In recent years, the field of machine learning has made significant progress. Large language and vision models with hundreds of billions of parameters have been released. These models are great at what they do, but the software engineering and operations aspects of running them in real time are less well-known.
As an ML engineer, building a great model is becoming easier, but deploying it remains a major challenge. As part of this series, we will explore Kubernetes as a tool for MLOps.
- It is an open-source container orchestration tool that helps you deploy and manage containerized applications. It provides a way to automate the deployment, scaling, and management of containers, so that you can focus on building great applications.
- With the software industry moving from monolithic to microservice-based architecture, every feature is hosted as a separate service running in separate containers independently.
- Managing hundreds and thousands of services with thousands of containers, led to chaos. Thus, born the Kubernetes tool to overcome this challenge.
Machine learning systems are evolving with the need to be highly performant with high availability and low latency. Consider volatile systems like recommender systems providing relevant ads after a product search or optimizing the price of a ride in Uber, based on demands during peak hours, and many such ML systems require tools that are,
- High availability results in zero downtime.

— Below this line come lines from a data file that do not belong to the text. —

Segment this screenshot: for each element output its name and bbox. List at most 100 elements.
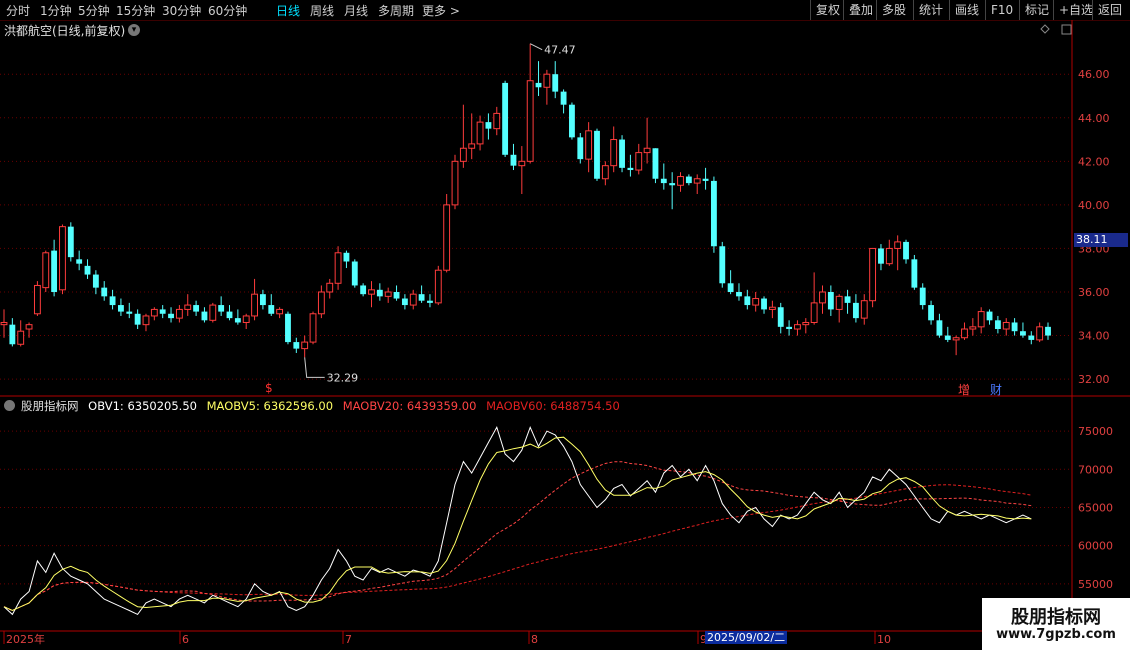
candle-body <box>301 341 309 350</box>
obv1-value: OBV1: 6350205.50 <box>88 399 197 413</box>
toolbar-button-6[interactable]: 标记 <box>1019 0 1053 20</box>
maobv20-value: MAOBV20: 6439359.00 <box>342 399 477 413</box>
indicator-settings-icon[interactable] <box>4 400 15 411</box>
candle-body <box>601 165 609 180</box>
candle-body <box>685 176 692 184</box>
candle-body <box>434 269 442 304</box>
candle-body <box>677 176 684 186</box>
candle-body <box>443 204 451 271</box>
period-tab-0[interactable]: 分时 <box>6 2 30 19</box>
candle-body <box>835 295 843 310</box>
candle-body <box>126 311 133 314</box>
candle-body <box>142 315 150 326</box>
candle-body <box>794 324 801 330</box>
toolbar-button-1[interactable]: 叠加 <box>843 0 876 20</box>
date-tick-label: 10 <box>877 633 891 646</box>
candle-body <box>293 342 300 349</box>
toolbar: 分时 1分钟 5分钟 15分钟 30分钟 60分钟 日线 周线 月线 多周期 更多 > 复权 叠加 多股统… <box>0 0 1130 21</box>
candle-body <box>159 309 166 314</box>
candle-body <box>878 248 884 264</box>
candle-body <box>201 311 208 321</box>
candle-body <box>752 298 760 306</box>
candle-body <box>961 328 968 339</box>
candle-body <box>276 308 284 315</box>
period-tab-8[interactable]: 月线 <box>344 2 368 19</box>
candle-body <box>693 178 701 184</box>
maobv5-value: MAOBV5: 6362596.00 <box>206 399 334 413</box>
indicator-name[interactable]: 股朋指标网 <box>21 399 79 413</box>
toolbar-button-8[interactable]: 返回 <box>1092 0 1130 20</box>
period-tab-1[interactable]: 1分钟 <box>40 2 72 19</box>
candle-body <box>334 252 342 284</box>
period-tab-4[interactable]: 30分钟 <box>162 2 201 19</box>
candle-body <box>894 241 902 249</box>
candle-body <box>802 321 810 326</box>
price-tick-label: 40.00 <box>1078 199 1110 212</box>
candle-body <box>1045 326 1051 336</box>
period-tab-3[interactable]: 15分钟 <box>116 2 155 19</box>
period-tab-10[interactable]: 更多 > <box>422 2 460 19</box>
candle-body <box>59 226 66 291</box>
candle-body <box>827 291 834 310</box>
candle-body <box>17 330 25 345</box>
candle-body <box>326 282 334 293</box>
candle-body <box>92 274 99 288</box>
candle-body <box>317 291 325 315</box>
candle-body <box>384 291 392 297</box>
candle-body <box>969 326 977 330</box>
period-tab-9[interactable]: 多周期 <box>378 2 414 19</box>
selected-date: 2025/09/02/二 <box>705 631 788 644</box>
candle-body <box>627 167 634 171</box>
candle-body <box>502 82 509 155</box>
obv-tick-label: 60000 <box>1078 540 1113 553</box>
candle-body <box>560 91 567 105</box>
current-price-tag: 38.11 <box>1074 233 1128 247</box>
candle-body <box>977 311 985 328</box>
obv-tick-label: 75000 <box>1078 425 1113 438</box>
obv-tick-label: 65000 <box>1078 501 1113 514</box>
candle-body <box>351 261 358 286</box>
candle-body <box>936 320 943 336</box>
obv-tick-label: 70000 <box>1078 463 1113 476</box>
candle-body <box>736 291 742 297</box>
watermark: 股朋指标网 www.7gpzb.com <box>982 598 1130 650</box>
candle-body <box>860 300 868 319</box>
candle-body <box>777 307 784 327</box>
candle-body <box>660 178 667 184</box>
candle-body <box>234 318 241 323</box>
candle-body <box>577 137 584 160</box>
candle-body <box>376 289 383 297</box>
candle-body <box>184 304 192 310</box>
candle-body <box>535 82 542 88</box>
candle-body <box>569 104 575 138</box>
toolbar-button-0[interactable]: 复权 <box>810 0 843 20</box>
toolbar-button-2[interactable]: 多股 <box>876 0 913 20</box>
candle-body <box>744 296 751 306</box>
candle-body <box>101 287 108 297</box>
finance-marker[interactable]: 财 <box>990 381 1002 398</box>
candle-body <box>468 143 476 149</box>
toolbar-button-4[interactable]: 画线 <box>949 0 985 20</box>
period-tab-5[interactable]: 60分钟 <box>208 2 247 19</box>
dollar-marker[interactable]: $ <box>265 381 273 395</box>
candle-body <box>209 304 217 321</box>
kline-chart[interactable]: 46.0044.0042.0040.0038.0036.0034.0032.00… <box>0 20 1130 650</box>
maobv60-value: MAOBV60: 6488754.50 <box>486 399 620 413</box>
candle-body <box>819 291 826 304</box>
candle-body <box>944 335 951 340</box>
toolbar-button-3[interactable]: 统计 <box>913 0 949 20</box>
period-tab-7[interactable]: 周线 <box>310 2 334 19</box>
maobv60-line <box>3 484 1032 612</box>
candle-body <box>459 147 467 162</box>
candle-body <box>343 252 350 262</box>
increase-marker[interactable]: 增 <box>958 381 970 398</box>
candle-body <box>67 226 74 258</box>
candle-body <box>594 130 600 179</box>
toolbar-button-7[interactable]: +自选 <box>1053 0 1093 20</box>
candle-body <box>911 259 918 288</box>
candle-body <box>727 283 734 292</box>
period-tab-6[interactable]: 日线 <box>276 2 300 19</box>
period-tab-2[interactable]: 5分钟 <box>78 2 110 19</box>
toolbar-button-5[interactable]: F10 <box>985 0 1019 20</box>
candle-body <box>218 305 225 312</box>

- Scalability: resulting in high performance
- Disaster recovery: resulting in backup and restore.
As part I of this series, we’ll keep the blog quite simple, talking about only Nodes. But before we start talking about Nodes, the installation of Kubernetes results in the Kubernetes cluster, which must have at least one node.
Nodes refer to instances, either physical machines or remote instances. In a Kubernetes cluster, there are two types of nodes, broadly known as Master and Worker nodes, that run containerized applications. Master nodes direct the worker nodes to run the containerized applications inside a Pod. A pod is an abstraction over containers in Kubernetes and has its own computing, storage, and network resources.

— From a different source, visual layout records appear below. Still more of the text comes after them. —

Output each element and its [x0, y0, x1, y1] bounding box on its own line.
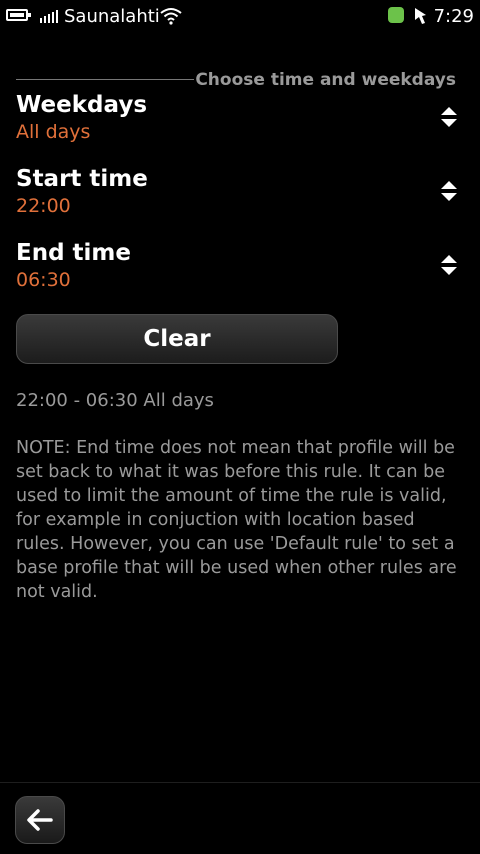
up-down-arrows-icon [441, 107, 457, 127]
battery-icon [6, 9, 31, 21]
setting-value: All days [16, 121, 91, 143]
up-down-arrows-icon [441, 255, 457, 275]
setting-label: Start time [16, 166, 148, 192]
profile-icon [415, 8, 426, 24]
back-arrow-icon [27, 809, 53, 831]
status-bar: Saunalahti 7:29 [0, 0, 480, 34]
operator-name: Saunalahti [64, 6, 160, 27]
wifi-icon [160, 8, 182, 25]
clock: 7:29 [433, 6, 474, 27]
green-status-icon [388, 7, 404, 23]
up-down-arrows-icon [441, 181, 457, 201]
setting-value: 06:30 [16, 269, 71, 291]
setting-end-time[interactable]: End time 06:30 [16, 238, 464, 296]
clear-button[interactable]: Clear [16, 314, 338, 364]
setting-label: Weekdays [16, 92, 148, 118]
setting-weekdays[interactable]: Weekdays All days [16, 90, 464, 148]
rule-summary: 22:00 - 06:30 All days [16, 390, 214, 411]
note-text: NOTE: End time does not mean that profil… [16, 438, 457, 602]
page-title: Choose time and weekdays [195, 70, 456, 90]
header-divider [16, 79, 194, 80]
back-button[interactable] [15, 796, 65, 844]
setting-value: 22:00 [16, 195, 71, 217]
setting-start-time[interactable]: Start time 22:00 [16, 164, 464, 222]
bottom-toolbar [0, 782, 480, 854]
setting-label: End time [16, 240, 131, 266]
signal-icon [40, 10, 58, 23]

Usually, a Kubernetes cluster consists of one master node and multiple worker nodes. The master node contains the Control Plane, which helps in managing the worker node and cluster state.
The master node is responsible for many processes that help run and manage the Kubernetes cluster properly. Some of the key components are as follows:
- It is a container, that helps in application deployment in a Kubernetes cluster.
- It acts as a cluster gateway, and it gets the initial request for any updates in the cluster.
- It acts as a channel to facilitate communication between different Kubernetes clients and the cluster, like the Kubernetes UI.
- It helps in scheduling Pods in a node.
- API Server → Scheduler → It only decides where the pod should be placed in the nodes.
- It is also considered smart as a service, because, when a request for pod assignment comes in, the scheduler looks into node utilization in terms of CPU and memory, and creates pods on nodes that have more resources.
- It detects or tracks if a pod dies in a node and helps in rescheduling the pod.
- It detects state changes in the cluster.
- The flow of Pod scheduling
CM → Scheduler → In which nodes, the pods should be assigned? → Kubelet → restarts the pod.
- It is a key-value store for the cluster.
- It stores details of cluster changes like terminated pods, scheduled pods, etc.
- The scheduler and Controller Manager all use the data stored in ETCD.
- It takes snapshots of the cluster state, thus helping in backup and restoring the cluster state.
- It answers all the below questions:
How would the scheduler know, where the resources are available?
How the cluster health status is tracked?
How CM knows, that the cluster state has changed like Kubelet has restarted the pod?
It does the actual work in the Kubernetes cluster, meaning, it runs the containers and the applications in them. Three processes that must be installed in every worker node are as follows:
- It is a run-time environment for the containers.
- It is responsible for communication between services within the cluster
- It forwards requests from Services to Pods.
- It is sensible while sending the requests, meaning, Consider sending a request from A to B, where A and B are two pods in Node_1 and there is also a replication of the same in Node_2, then kube-proxy sends a request from A in Node_1 to B in Node_1 instead of Node_2. thus reducing the network overhead.
- It schedules pods to the nodes.
- It communicates between containers and nodes.
- It assigns resources to containers like the CPU and Memory.